Does any one get the feeling like the US and western Europe is literally imploding and fake job numbers are being pumped to hide it? I refuse to believe all these PM and mid level manager positions are open for 3+ months when so many college grads are unemployed.
there's some bullshit requirement too about how long a job can stay posted but from what i've seen this year, hell yes the economy has imploded. the amount of job listings on indeed has extremely dropped. this time last year i'd see 10x as many job listings, easily 10k new job ads a week in a 50 mile radius of me and i live in one of the top metropolitan areas of the country, now if i see 1000 thats considered impressive, and most of those are just the same jobs being relisted like for door dash or working at restaurants or retail.
 
They sure were memeing it hard, places like 4chan, fb groups, places where broke-ass zoomers hang around basically, it was all about the trades, flexing on the wagies in their cagies while you make more than them working out in the sun, ignore the electrician missing both arms due to an arc accident, don't pay attention to the contractor that just 30yo but has a busted spine and slipped discs, and please please please don't ask oil rig workers how safe that job is.
Very real and true. Spent a few months apprenticing in HVAC and the thing that got me out of it was meeting so many dudes who were either fat or permanently injured/handicapped to some extent. A lot of dudes with major hand injuries, and the things I heard about heatstroke were horrible. Those jobs and the hours they demand can destroy your health easily. Unless you’re literally crawling out of a slum or something, HVAC or jobs like probably aren’t the best idea. PS: you’re also going to be working 10+ hours for most of the year, possibly for the rest of your life depending on where you work.

Seriously, unless you have some autistic passion or no other option, you can probably do better, and I imagine that goes for most “skilled trade” jobs.
 
eriously, unless you have some autistic passion or no other option, you can probably do better,
Someone said that the trades was the male version of becoming a stripper, You make a fuckload of money when you're young, but your body and soul are crushed by the time you're in your 30s. Your quote reminded me of that. even worse HVAC is one of the best trade jobs, up there with being an electrician or plumber. I've heard of several electricians still doing it in their 70s. they might not have been the fastest, but they got the experience. Also their bodies are immune to electrocution.
 
The easy way is to check what ethnicity they are
Go on...
Is it even wise to learn coding anymore if you don't aim on being in the top 2% of all coders?

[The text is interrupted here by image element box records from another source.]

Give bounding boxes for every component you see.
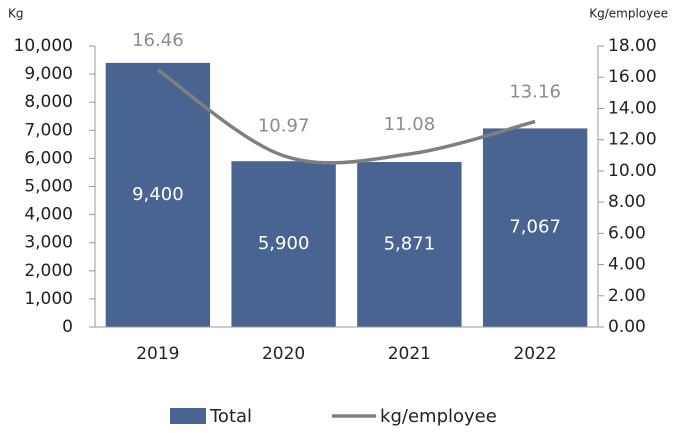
y-tick-label: 0 [62, 317, 73, 337]
y-tick-label: 2,000 [24, 261, 73, 281]
bar-value-label: 7,067 [509, 217, 561, 238]
legend-swatch [170, 408, 206, 424]
bar [231, 161, 336, 327]
line [156, 68, 536, 165]
line-value-label: 10.97 [258, 116, 310, 137]
y-tick-label: 8,000 [24, 92, 73, 112]
y2-tick-label: 12.00 [608, 130, 657, 150]
y-tick-label: 1,000 [24, 289, 73, 309]
line-value-label: 16.46 [132, 30, 184, 51]
y-tick-label: 3,000 [24, 233, 73, 253]
bar [357, 162, 462, 327]
legend-label: Total [209, 406, 252, 427]
y2-tick-label: 6.00 [608, 223, 646, 243]
x-tick-label: 2022 [513, 344, 556, 364]
bar [482, 128, 588, 327]
y2-tick-label: 18.00 [608, 36, 657, 56]
y2-tick-label: 8.00 [608, 192, 646, 212]
y-tick-label: 5,000 [24, 177, 73, 197]
x-tick-label: 2021 [388, 344, 431, 364]
legend-label: kg/employee [380, 406, 497, 427]
x-tick-label: 2019 [136, 344, 179, 364]
y-axis-label: Kg [8, 7, 24, 21]
y-tick-label: 9,000 [24, 64, 73, 84]
y-tick-label: 10,000 [14, 36, 73, 56]
bar-value-label: 5,871 [384, 234, 436, 255]
y2-axis-label: Kg/employee [589, 7, 668, 21]
y2-tick-label: 2.00 [608, 286, 646, 306]
y2-tick-label: 0.00 [608, 317, 646, 337]
y2-tick-label: 10.00 [608, 161, 657, 181]
y-tick-label: 7,000 [24, 120, 73, 140]
y-tick-label: 6,000 [24, 148, 73, 168]
bar [105, 62, 211, 328]
bar-value-label: 9,400 [132, 184, 184, 205]
x-tick-label: 2020 [262, 344, 305, 364]
line-value-label: 13.16 [509, 82, 561, 103]
bar-value-label: 5,900 [258, 233, 310, 254]
y2-tick-label: 16.00 [608, 67, 657, 87]
y2-tick-label: 14.00 [608, 98, 657, 118]
y-tick-label: 4,000 [24, 205, 73, 225]
y2-tick-label: 4.00 [608, 255, 646, 275]
line-value-label: 11.08 [384, 114, 436, 135]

Outsourcing, immigration and AI seem like a major roadblock for all future juniors.
I could never ever get working code from an AI, not once.

The devin.ai demo? completely fake, bunch of chinese fuerdai fuckers trying to pull a scam not unlike the other fat chink that did the orange brick thing.

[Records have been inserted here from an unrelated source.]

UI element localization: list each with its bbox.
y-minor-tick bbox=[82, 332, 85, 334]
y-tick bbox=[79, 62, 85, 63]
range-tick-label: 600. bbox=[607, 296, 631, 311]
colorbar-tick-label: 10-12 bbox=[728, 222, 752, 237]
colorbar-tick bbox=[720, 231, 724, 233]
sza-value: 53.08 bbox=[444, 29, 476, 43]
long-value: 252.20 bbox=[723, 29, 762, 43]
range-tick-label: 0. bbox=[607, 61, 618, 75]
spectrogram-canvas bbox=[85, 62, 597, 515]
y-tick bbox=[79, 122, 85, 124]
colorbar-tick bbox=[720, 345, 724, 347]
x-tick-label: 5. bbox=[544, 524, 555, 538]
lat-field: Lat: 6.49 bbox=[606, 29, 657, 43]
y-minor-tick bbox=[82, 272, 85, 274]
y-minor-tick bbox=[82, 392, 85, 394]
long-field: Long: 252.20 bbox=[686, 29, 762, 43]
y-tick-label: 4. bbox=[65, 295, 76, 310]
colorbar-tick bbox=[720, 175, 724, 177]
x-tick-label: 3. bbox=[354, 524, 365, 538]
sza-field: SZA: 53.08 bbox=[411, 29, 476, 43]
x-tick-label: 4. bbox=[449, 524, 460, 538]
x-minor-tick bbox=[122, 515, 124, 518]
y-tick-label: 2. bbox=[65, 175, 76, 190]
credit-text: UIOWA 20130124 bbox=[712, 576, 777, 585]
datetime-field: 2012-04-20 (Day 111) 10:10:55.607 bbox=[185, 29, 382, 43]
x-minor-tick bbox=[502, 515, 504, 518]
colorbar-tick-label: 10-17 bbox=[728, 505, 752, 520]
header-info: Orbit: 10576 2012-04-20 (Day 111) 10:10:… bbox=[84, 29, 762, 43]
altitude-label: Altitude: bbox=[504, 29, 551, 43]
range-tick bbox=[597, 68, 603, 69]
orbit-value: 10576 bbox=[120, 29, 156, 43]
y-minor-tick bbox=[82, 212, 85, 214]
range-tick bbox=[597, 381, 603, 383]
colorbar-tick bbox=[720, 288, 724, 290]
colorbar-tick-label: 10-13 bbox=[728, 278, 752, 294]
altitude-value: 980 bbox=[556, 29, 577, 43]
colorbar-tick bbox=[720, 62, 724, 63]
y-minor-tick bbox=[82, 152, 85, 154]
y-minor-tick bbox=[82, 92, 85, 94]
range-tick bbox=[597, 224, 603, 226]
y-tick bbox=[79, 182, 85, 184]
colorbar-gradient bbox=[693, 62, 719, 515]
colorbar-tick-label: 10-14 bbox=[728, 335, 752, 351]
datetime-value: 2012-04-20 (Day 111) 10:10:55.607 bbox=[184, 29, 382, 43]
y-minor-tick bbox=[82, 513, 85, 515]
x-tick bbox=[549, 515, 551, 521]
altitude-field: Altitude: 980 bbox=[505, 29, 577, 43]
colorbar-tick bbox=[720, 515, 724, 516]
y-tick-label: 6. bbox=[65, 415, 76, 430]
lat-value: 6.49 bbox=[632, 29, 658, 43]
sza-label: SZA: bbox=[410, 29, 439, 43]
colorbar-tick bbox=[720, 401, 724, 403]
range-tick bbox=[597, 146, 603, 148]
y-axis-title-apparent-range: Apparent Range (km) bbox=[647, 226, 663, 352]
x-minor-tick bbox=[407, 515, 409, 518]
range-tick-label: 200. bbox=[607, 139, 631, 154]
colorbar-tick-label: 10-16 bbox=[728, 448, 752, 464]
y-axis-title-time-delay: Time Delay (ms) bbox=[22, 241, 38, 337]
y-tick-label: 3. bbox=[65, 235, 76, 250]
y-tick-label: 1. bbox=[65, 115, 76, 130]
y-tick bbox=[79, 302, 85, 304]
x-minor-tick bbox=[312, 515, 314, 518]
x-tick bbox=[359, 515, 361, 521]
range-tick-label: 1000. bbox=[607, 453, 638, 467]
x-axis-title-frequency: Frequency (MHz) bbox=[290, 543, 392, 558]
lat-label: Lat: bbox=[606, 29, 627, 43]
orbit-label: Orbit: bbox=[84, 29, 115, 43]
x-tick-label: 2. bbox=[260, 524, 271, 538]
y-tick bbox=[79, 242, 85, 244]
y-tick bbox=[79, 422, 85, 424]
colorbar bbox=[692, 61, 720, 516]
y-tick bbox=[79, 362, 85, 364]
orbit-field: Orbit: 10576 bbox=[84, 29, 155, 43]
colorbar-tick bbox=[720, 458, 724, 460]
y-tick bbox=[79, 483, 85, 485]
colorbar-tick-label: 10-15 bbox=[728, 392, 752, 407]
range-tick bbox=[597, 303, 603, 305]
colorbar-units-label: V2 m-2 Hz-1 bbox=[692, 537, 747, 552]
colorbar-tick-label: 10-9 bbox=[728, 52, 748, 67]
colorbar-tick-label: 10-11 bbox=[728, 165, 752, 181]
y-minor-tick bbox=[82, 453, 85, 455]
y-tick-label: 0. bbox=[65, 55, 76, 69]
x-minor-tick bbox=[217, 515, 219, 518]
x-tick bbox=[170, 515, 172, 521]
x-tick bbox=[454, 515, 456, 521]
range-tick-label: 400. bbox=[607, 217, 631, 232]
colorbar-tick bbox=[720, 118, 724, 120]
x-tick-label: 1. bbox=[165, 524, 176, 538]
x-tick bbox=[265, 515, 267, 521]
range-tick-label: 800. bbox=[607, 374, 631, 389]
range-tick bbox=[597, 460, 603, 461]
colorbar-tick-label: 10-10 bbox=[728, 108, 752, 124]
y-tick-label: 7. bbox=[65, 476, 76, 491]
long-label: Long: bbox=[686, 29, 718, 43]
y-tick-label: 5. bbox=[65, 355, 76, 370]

Trades jobs are fucking hard work and you have to develop real skill. People blithely say "be a trucker! Or a welder!" As if that isn't insulting to welders.

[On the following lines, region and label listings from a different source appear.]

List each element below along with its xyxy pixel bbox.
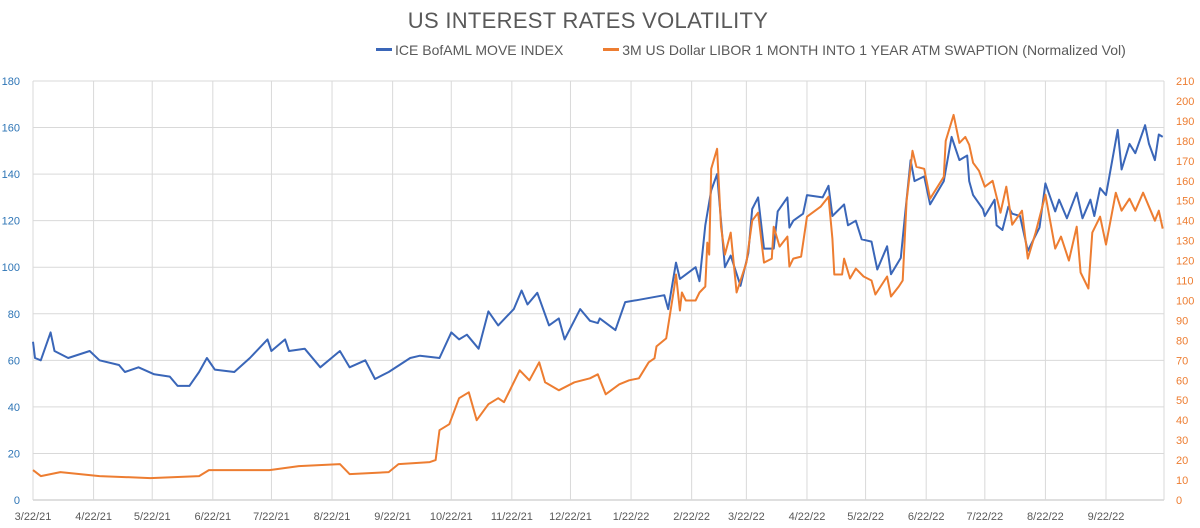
- y-right-tick-label: 120: [1176, 256, 1194, 268]
- x-tick-label: 5/22/21: [134, 511, 171, 523]
- x-tick-label: 8/22/22: [1027, 511, 1064, 523]
- y-left-tick-label: 80: [8, 309, 20, 321]
- legend-swatch-swaption: [603, 48, 620, 51]
- x-tick-label: 9/22/22: [1088, 511, 1125, 523]
- legend-item-move: ICE BofAML MOVE INDEX: [376, 42, 563, 58]
- chart-title: US INTEREST RATES VOLATILITY: [407, 8, 769, 33]
- y-right-tick-label: 210: [1176, 76, 1194, 88]
- y-right-tick-label: 170: [1176, 156, 1194, 168]
- y-right-tick-label: 50: [1176, 395, 1188, 407]
- y-right-tick-label: 180: [1176, 136, 1194, 148]
- y-right-tick-label: 40: [1176, 415, 1188, 427]
- y-right-tick-label: 10: [1176, 475, 1188, 487]
- y-right-tick-label: 90: [1176, 315, 1188, 327]
- y-left-tick-label: 100: [2, 262, 20, 274]
- x-tick-label: 3/22/21: [15, 511, 52, 523]
- x-tick-label: 8/22/21: [314, 511, 351, 523]
- x-tick-label: 7/22/21: [253, 511, 290, 523]
- y-left-tick-label: 40: [8, 402, 20, 414]
- y-left-tick-label: 20: [8, 448, 20, 460]
- y-left-tick-label: 0: [14, 495, 20, 507]
- legend-swatch-move: [376, 48, 392, 51]
- legend-label-swaption: 3M US Dollar LIBOR 1 MONTH INTO 1 YEAR A…: [622, 41, 1126, 58]
- x-tick-label: 7/22/22: [966, 511, 1003, 523]
- x-tick-label: 2/22/22: [673, 511, 710, 523]
- x-tick-label: 4/22/22: [789, 511, 826, 523]
- y-right-tick-label: 140: [1176, 216, 1194, 228]
- x-tick-label: 6/22/21: [194, 511, 231, 523]
- x-tick-label: 10/22/21: [430, 511, 473, 523]
- legend-label-move: ICE BofAML MOVE INDEX: [395, 41, 564, 58]
- y-right-tick-label: 70: [1176, 355, 1188, 367]
- y-left-tick-label: 140: [2, 169, 20, 181]
- y-left-tick-label: 160: [2, 123, 20, 135]
- y-right-tick-label: 0: [1176, 495, 1182, 507]
- y-right-tick-label: 60: [1176, 375, 1188, 387]
- y-right-tick-label: 100: [1176, 295, 1194, 307]
- y-left-tick-label: 120: [2, 216, 20, 228]
- y-right-tick-label: 160: [1176, 176, 1194, 188]
- y-right-tick-label: 20: [1176, 455, 1188, 467]
- y-right-tick-label: 110: [1176, 276, 1194, 288]
- x-tick-label: 5/22/22: [847, 511, 884, 523]
- y-right-tick-label: 30: [1176, 435, 1188, 447]
- y-right-tick-label: 190: [1176, 116, 1194, 128]
- x-tick-label: 1/22/22: [613, 511, 650, 523]
- series-line-swaption-vol: [32, 113, 1164, 480]
- x-tick-label: 6/22/22: [908, 511, 945, 523]
- x-tick-label: 12/22/21: [549, 511, 592, 523]
- series-line-move-index: [32, 124, 1164, 387]
- y-left-tick-label: 180: [2, 76, 20, 88]
- y-right-tick-label: 200: [1176, 96, 1194, 108]
- y-right-tick-label: 130: [1176, 236, 1194, 248]
- x-tick-label: 4/22/21: [75, 511, 112, 523]
- x-tick-label: 11/22/21: [491, 511, 533, 523]
- y-right-tick-label: 80: [1176, 335, 1188, 347]
- x-tick-label: 3/22/22: [728, 511, 765, 523]
- legend: ICE BofAML MOVE INDEX 3M US Dollar LIBOR…: [376, 38, 1162, 58]
- x-tick-label: 9/22/21: [374, 511, 411, 523]
- y-left-tick-label: 60: [8, 355, 20, 367]
- legend-item-swaption: 3M US Dollar LIBOR 1 MONTH INTO 1 YEAR A…: [603, 42, 1126, 58]
- y-right-tick-label: 150: [1176, 196, 1194, 208]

Don't know about welder but I was told all my life contractor work was hard to learn and do, but a few years ago I had a contractor bail on me and had to finish the job myself. Learned how to do all the shit pretty easily, its no wonder room temp IQ apes can do this, you have to be borderline tarded to not get this, like that turk guy using a powerdrill like a hammer...
I already recommended trucking for someone who just wants a high money to effort ratio.
Never saw a rich trucker and they are all overworked to hell. There's a reason why there's a lack of truckers.
Consider sales, too. If you're a people person and don't mind being a goddamned liar, sales jobs are easy to get, and easy to make pay.
Everybody I hear saying sales its easy money tend to be people who never sold anything but "know a guy" who does.
Spent a few months apprenticing in HVAC and the thing that got me out of it was meeting so many dudes who were either fat or permanently injured/handicapped to some extent
See what I mean? and HVAC isn't even that dangerous.